To estimate the posterior distributions of our parameters we use Markov chain Monte Carlo (MCMC). Markov chain Monte Carlo approaches rely on random walkers that traverse parameter space, taking each step with a probability proportional to the likelihood that those parameters explain your data. As the walkers take steps across the parameter space they sample the underlying posterior distribution, and their relative abundance across parameter space is used to measure how probable it is for a given set of to explain your data. The specific implementation used for MCMC has large implications for how long the sampler has to run in order to obtain good estimates of the posterior distribution for your parameters. When looking for the best implementation to use for performing our parameter estimation we wanted an open-source, well-documented package that had previously been used to successfully identify parameters from biological models. Emcee (commonly known as “the MCMC hammer”) is a Python package developed for efficient MCMC parameter estimation [4]. Emcee is an affine-invariant MCMC method that is extremely fast, flexible, and incredibly well-documented which lowers the barrier to entry for future iGEM teams allowing them to also move into Bayesian parameter estimation.

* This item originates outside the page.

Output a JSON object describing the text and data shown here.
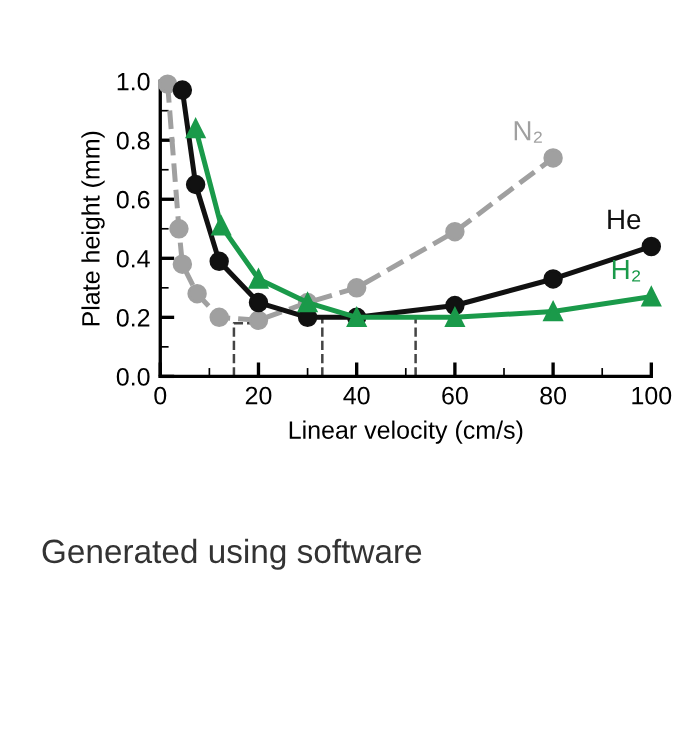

A necessary component of any MCMC algorithm is the ability of the sampler (Emcee) to assess the likelihood of a given set of parameters given the data you observed. An extremely fast way to evaluate the parameters is by using an analytical solution to your system of ODEs, however quite frequently these can’t be found or are extremely difficult and time-consuming to identify. Another more general approach is to use the parameters at a given point to simulate your data using your underlying ODE model and then check to see how far off your simulated data is from the ground truth. We use a least-square error model to calculate the error between our simulated trajectories and the ground truth reference.
Given that we have a method of randomly sampling parameter values (Emcee), and a penalty function (LSE), we now need an efficient method to simulate our ODE models. Given that we are using Emcee, we were constrained to Python ODE solvers. We also wanted to choose an extremely fast and flexible modeling framework for rapid integration across different possible models. We selected to use the open-source BioSCRAPE package for simulation [5]. BioSCRAPE has been used to successfully identify parameters from biological datasets, supports SBML input files, can simulate deterministic and stochastic models, and is easy to install and use.